Sabemos, por experiencia propia, que la sinceridad de los políticos está sobrevalorada, que “prometen y prometen hasta que se meten y una vez metidos, olvidan lo prometido”.

No es precisamente el caso de Donald John Trump, 45º presidente de los Estados Unidos, que ganó las elecciones presidenciales de 2016 con la promesa de que “América primero, sólo América primero” y con ese objetivo comenzó su cruzada contra el mundo.

Empresario de éxitos y fracasos, desde su toma de posesión ha estado viendo a su país como una gran empresa y lo cierto es que durante la mayor parte de su mandato logró un crecimiento notable de la economía y del empleo.

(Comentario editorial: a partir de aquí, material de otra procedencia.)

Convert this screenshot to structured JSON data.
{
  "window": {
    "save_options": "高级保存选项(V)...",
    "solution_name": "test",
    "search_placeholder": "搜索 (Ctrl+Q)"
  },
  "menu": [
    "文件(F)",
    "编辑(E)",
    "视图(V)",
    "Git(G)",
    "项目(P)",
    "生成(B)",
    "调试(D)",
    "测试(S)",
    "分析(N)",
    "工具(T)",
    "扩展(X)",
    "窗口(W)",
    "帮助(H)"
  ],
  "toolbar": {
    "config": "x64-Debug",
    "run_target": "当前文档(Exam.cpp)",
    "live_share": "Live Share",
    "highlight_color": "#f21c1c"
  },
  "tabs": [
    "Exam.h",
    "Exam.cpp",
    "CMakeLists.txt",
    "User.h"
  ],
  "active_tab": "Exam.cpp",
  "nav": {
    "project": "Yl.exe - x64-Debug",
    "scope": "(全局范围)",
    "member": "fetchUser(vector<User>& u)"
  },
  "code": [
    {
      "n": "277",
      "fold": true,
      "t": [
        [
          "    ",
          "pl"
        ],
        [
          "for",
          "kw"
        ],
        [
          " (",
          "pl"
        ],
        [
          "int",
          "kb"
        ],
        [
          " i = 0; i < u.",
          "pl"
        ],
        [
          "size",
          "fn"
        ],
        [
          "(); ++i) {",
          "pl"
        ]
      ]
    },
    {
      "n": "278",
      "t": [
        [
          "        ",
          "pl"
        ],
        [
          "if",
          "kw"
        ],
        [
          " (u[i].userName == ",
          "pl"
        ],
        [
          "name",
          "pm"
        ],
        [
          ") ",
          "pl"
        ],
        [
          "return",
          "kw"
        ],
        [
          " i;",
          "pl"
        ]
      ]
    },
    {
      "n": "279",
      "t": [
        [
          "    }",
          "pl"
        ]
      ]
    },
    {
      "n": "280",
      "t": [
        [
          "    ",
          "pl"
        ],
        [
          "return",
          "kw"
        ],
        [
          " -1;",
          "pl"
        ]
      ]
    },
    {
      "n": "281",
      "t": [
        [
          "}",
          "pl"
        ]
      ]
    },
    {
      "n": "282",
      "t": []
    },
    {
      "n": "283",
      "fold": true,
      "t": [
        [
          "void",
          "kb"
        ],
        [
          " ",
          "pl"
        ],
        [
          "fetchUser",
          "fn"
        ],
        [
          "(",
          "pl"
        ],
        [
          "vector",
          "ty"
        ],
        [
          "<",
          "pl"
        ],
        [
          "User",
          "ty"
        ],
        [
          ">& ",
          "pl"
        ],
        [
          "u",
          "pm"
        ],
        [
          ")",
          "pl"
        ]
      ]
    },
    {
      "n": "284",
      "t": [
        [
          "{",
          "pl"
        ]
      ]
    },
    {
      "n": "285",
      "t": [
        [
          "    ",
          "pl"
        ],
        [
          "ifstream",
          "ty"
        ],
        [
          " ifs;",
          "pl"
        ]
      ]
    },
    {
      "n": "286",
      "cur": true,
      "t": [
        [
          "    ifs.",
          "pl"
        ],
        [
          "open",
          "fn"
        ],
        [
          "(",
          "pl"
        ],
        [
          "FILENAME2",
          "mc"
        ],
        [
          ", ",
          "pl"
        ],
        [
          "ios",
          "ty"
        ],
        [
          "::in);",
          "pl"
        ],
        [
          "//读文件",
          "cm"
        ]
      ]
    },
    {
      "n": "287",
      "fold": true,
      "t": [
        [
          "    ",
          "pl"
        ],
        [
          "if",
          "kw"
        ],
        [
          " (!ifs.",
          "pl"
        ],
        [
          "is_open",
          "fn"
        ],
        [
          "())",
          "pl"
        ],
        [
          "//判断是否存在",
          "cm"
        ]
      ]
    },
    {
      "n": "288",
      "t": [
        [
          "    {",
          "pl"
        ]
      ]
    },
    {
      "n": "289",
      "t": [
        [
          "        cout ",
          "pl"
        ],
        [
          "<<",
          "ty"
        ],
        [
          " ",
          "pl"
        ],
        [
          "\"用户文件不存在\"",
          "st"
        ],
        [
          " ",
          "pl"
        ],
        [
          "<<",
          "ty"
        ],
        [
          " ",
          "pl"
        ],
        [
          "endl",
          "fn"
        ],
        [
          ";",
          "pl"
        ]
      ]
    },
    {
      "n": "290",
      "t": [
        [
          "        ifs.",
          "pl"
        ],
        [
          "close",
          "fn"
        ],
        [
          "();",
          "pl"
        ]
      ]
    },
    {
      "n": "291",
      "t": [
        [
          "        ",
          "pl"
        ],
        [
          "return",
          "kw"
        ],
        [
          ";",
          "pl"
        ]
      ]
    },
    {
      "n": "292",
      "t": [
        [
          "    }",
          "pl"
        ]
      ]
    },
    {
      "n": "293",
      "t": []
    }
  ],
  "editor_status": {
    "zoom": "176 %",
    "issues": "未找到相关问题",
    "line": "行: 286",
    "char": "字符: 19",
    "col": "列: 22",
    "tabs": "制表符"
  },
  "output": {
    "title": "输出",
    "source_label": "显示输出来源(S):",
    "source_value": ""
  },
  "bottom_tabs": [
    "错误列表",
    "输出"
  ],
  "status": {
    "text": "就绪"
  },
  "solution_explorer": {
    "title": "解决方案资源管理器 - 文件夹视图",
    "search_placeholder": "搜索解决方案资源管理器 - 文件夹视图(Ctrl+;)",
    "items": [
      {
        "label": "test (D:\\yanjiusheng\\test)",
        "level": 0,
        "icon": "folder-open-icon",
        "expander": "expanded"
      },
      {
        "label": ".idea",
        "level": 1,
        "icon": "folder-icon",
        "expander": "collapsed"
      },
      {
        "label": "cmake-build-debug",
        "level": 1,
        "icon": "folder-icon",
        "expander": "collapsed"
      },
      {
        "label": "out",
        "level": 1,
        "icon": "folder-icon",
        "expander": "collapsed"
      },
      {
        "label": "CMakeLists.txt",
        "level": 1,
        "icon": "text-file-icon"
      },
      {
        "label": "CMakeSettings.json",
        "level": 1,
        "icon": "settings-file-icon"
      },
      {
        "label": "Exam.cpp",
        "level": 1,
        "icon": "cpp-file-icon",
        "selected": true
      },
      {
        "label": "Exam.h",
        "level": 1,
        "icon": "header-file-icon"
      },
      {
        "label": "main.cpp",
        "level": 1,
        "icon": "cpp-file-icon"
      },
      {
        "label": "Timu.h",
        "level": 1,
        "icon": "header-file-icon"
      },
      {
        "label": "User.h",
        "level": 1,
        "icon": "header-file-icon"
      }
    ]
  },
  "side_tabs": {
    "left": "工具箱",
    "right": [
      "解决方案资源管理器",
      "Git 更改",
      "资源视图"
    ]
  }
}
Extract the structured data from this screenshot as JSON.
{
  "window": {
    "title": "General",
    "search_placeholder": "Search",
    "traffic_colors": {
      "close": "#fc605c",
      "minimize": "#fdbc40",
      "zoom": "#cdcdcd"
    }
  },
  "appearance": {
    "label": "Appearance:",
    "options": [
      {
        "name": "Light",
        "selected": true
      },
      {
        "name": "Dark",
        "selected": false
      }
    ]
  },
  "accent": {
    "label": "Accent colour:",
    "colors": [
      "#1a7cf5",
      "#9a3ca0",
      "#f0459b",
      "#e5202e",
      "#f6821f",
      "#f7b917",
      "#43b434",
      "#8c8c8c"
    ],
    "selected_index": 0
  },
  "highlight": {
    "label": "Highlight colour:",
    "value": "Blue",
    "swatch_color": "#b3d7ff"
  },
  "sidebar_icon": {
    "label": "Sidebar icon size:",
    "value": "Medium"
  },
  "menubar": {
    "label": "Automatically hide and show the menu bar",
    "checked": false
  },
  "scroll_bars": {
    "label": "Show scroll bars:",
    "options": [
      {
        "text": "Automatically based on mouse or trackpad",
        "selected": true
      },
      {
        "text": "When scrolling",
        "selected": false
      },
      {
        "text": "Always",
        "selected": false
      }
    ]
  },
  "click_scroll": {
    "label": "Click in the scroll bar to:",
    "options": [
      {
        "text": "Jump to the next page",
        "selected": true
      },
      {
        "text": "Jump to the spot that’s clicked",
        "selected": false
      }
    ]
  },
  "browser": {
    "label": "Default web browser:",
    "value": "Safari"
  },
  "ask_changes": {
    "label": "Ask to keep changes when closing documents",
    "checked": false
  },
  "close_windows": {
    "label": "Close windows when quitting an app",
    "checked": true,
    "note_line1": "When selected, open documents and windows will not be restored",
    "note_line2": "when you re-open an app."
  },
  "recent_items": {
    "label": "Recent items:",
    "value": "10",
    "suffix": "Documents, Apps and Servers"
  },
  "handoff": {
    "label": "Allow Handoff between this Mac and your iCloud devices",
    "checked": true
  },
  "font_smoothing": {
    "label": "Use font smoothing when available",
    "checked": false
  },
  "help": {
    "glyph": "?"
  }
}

Lo suyo nunca ha sido la diplomacia; sus peculiares formas lo han convertido, a  ojos del mundo, en un personaje pintoresco y odioso, que lo mismo insultaba a la prensa crítica, a sus rivales políticos o a mandatarios de otras naciones.

Materializó el abandono de su país de organismos internacionales como el Acuerdo Transpacífico de Cooperación, el Acuerdo de París sobre el Cambio Climático, la Unesco o el Consejo de Derechos Humanos de la ONU.

Rompió el Tratado Nuclear con Irán, cortó los fondos a la Agencia de la ONU para los Refugiados Palestinos, suspendió las obligaciones de los EEUU en el Tratado sobre Fuerzas Nucleares de Alcance Intermedio…

Existía incluso el temor de que pudiera hacer que los EEUU abandonaran la Organización del Tratado del Atlántico Norte (OTAN).

Y sobre todo, con el fin de favorecer la economía de su país, comenzó a establecer aranceles sobre bienes producidos o fabricados fuera de sus fronteras, originando no sólo el malestar de terceros, sino un perjuicio económico importante a fabricantes y productores del resto del mundo, incluidos los españoles.

Una de sus obsesiones ha sido desmantelar el “Obamacare”, Ley del Cuidado de Salud a Bajo Precio, de su predecesor y otra levantar un muro infranqueable con México, pero no ha logrado materializarlas.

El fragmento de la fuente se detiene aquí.